# What fish is this???...Yes I'm new :)



## Carlz4389 (Sep 29, 2013)

Hi all, I'm new here... I've never had Cichlids before, usually a very friendly community tropical tank is what I'm used to but thought I'm ready for a new challenge!! So the fish on the left was sold to me as a Keyhole which after doing my research it doesn't look like one so what is it? I have a peacock already in my tank and it looks similar but not quite...So many varieties to get to know ahhh!! Thanks!!!


----------



## bubbles_12003 (Sep 27, 2013)

im no exspert but it looks like a south american cichlid. it does have the keyhole cichlid spot, try looking up juvenile pics you may see pics of yours


----------



## Mr Chromedome (Feb 12, 2013)

Not a Keyhole, body markings/head shape are very different, appears to be partly convict, but not any pure species that I can determine from that angle on the fish. A broadside view would be better, but I suspect it is some sort of hybrid anyway. Central American, not South American.


----------



## Carlz4389 (Sep 29, 2013)

Thanks everyone!! Yes it doesn't look like anything specific...here is a more side pic but still not sure...must be a hybrid...dam pet shop haha!!!


----------



## walzon1 (Jun 17, 2013)

Nice looking fish, not like any I have ever seen, could be a con hybrid but not a hybrid I am familiar with. I would be leary about putting it with african cichlids though as most CA cichlids are not good with African cichlids.


----------



## Carlz4389 (Sep 29, 2013)

walzon1 said:


> Nice looking fish, not like any I have ever seen, could be a con hybrid but not a hybrid I am familiar with. I would be leary about putting it with african cichlids though as most CA cichlids are not good with African cichlids.

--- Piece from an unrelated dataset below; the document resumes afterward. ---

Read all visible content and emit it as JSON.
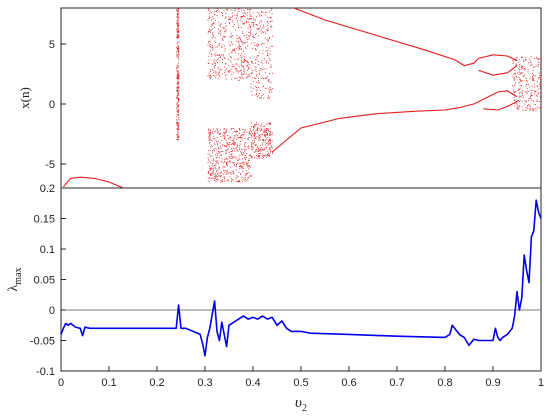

Thanks for your response!!

I have what I believe to be a few CAs mixed with ACs as a plausible method of raising cichlids from what I've researched (also not having more than one of each specific breed as well) and it is working very well... I only have 8 in 370 liters with lots of rock/hiding places etc....many swim together and play in the flow of the filter and love it....they all take turns in a cyclic motion to ride the wave and then join the back of the line and wait their turn to start it all over again haha...it is pretty cool to watch and they all seem extremely happy.

One questions though, a friend has asked if I can take their 30cm rainbow shark which is obviously a lot bigger than anything currently in my tank and so I wasn't sure how it might go? Seems like it would certainly hold it's own but I don't want it bothering my Julidichromis Dickfieldi who is a ground dweller... Not sure what to do???? Thanks all so much for your time!!!


----------



## nmcichlid-aholic (Mar 23, 2011)

I would pass on the rainbow shark - they tend to be fairly territorial, and while cichlids will generally settle territory disputes with displays or lip-locking, the sharks will chase and bite. Different methods of communication, which is also one of the main reasons new world and african cichlids generally don't do well together. And since it is so much larger than your other fish, it could do some damage.


----------